Attempt at a solution: After working through from the velocity relation given in the question, we get the following ODE: $\dfrac 1{v_0 (\frac{1+y}{\alpha})\sqrt{1+y ^2}}=-C$ where $C$ is a constant.
We're trying to enter it into Mathematica to hopefully come up with the solution, and show this resembles something similar to a circle.
The question concerns the light path in a vertically inhomogeneous medium with the velocity $v(y)$ supposed linearly dependent on the height $y(x)$.

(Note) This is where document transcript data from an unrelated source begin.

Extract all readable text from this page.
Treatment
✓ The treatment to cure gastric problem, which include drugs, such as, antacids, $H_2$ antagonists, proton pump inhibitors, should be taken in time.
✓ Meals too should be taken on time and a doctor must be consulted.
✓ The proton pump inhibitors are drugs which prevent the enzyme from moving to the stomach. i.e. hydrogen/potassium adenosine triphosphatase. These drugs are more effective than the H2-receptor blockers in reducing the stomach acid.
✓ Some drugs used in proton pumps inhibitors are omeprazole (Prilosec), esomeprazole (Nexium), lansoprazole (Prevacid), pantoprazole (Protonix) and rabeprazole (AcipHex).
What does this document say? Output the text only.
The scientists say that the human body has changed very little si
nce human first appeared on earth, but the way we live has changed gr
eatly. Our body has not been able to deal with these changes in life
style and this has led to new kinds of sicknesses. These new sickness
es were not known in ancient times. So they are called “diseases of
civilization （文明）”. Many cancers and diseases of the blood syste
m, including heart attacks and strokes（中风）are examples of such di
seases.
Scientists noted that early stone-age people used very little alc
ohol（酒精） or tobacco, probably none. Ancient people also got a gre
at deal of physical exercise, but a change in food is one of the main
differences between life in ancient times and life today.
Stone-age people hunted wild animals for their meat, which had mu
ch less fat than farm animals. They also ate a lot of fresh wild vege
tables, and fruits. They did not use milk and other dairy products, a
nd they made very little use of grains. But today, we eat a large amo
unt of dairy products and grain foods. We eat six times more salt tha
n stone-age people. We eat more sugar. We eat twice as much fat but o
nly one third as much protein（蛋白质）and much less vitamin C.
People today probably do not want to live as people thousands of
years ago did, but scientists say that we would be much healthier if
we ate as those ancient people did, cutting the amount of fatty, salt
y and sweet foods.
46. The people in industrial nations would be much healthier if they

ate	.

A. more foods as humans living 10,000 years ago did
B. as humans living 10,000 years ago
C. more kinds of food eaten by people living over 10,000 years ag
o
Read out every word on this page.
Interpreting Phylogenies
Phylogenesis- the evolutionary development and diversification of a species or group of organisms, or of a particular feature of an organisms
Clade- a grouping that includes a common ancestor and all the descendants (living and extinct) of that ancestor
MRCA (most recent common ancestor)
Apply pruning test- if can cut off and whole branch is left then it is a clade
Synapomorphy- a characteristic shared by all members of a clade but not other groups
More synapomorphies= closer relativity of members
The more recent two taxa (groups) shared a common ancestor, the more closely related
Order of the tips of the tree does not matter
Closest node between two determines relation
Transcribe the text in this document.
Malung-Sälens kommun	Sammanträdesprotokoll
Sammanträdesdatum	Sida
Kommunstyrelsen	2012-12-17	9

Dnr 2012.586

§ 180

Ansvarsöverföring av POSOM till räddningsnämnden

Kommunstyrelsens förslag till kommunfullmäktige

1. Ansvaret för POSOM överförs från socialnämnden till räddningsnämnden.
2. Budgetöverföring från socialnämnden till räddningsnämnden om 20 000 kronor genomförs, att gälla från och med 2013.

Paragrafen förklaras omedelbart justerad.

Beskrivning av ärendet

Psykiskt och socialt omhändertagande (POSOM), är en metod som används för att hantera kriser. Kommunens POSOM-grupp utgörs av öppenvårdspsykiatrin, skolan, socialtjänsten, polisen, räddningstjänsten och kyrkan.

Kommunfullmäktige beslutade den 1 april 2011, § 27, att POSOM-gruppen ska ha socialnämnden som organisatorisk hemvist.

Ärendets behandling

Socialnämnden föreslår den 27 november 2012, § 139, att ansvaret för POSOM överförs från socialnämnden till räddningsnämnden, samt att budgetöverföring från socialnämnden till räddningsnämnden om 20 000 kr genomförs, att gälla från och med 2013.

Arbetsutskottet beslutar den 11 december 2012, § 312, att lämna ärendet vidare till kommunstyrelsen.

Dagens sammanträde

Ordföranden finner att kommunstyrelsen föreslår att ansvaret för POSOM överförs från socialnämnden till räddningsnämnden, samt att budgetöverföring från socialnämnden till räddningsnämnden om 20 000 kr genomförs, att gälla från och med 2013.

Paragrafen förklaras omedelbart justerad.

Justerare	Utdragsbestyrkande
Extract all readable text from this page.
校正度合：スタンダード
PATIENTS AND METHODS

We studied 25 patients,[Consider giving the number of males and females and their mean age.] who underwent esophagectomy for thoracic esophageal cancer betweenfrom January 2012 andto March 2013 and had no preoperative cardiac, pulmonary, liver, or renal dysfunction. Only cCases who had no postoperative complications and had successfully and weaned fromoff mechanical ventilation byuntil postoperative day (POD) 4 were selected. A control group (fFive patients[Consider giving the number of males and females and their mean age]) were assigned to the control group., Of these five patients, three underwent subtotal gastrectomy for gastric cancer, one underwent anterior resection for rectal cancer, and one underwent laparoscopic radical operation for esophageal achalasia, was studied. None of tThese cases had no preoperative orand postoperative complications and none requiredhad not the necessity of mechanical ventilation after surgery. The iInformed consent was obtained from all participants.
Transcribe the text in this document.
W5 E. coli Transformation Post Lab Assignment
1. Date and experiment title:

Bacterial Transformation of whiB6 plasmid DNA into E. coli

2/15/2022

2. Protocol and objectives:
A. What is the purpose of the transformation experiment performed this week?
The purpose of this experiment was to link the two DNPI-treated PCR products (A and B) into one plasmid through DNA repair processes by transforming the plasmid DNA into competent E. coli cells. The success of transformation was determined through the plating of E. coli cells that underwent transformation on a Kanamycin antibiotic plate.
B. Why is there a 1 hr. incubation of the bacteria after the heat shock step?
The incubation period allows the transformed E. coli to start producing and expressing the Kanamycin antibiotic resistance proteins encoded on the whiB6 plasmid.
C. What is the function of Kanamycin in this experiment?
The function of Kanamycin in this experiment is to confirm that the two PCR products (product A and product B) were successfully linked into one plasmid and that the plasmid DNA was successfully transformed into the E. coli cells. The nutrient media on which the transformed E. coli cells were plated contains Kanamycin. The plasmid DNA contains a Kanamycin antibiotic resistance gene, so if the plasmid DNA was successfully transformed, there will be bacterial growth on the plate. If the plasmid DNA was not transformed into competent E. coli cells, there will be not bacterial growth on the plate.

Here $$v=v_0\left(1-\frac y\alpha \right)$$From Fermat's principle one obtains the ode $$\frac 1{v\sqrt{1+y'^2}}=\text{const}$$Here one solves the "boundary value problem" $$\begin {cases}y'=\dfrac{\sqrt {\alpha^2-C^2v_0^2\,(y-\alpha)^2}}{Cv_0\,(y-\alpha)} \\ \\ \\y(0)=0 \\ \\ y(2X)=0 \end {cases}$$The ode is solved by separation of variables remembering that $(\sqrt u)'=u'/(2\sqrt u)$.
One obtains $$\sqrt {\alpha^2-C^2v_0^2\,(y-\alpha)^2}=Cv_0(x+B)$$ with $$\begin {cases} B=-X \\ \\ C=\dfrac \alpha{v_0\sqrt{X^2+\alpha^2}}\end {cases}$$Finally the equation of the circle $$(x-X)^2+(y-\alpha)^2=X^2+\alpha^2$$ I used a CAS to check the steps but not an ode solver.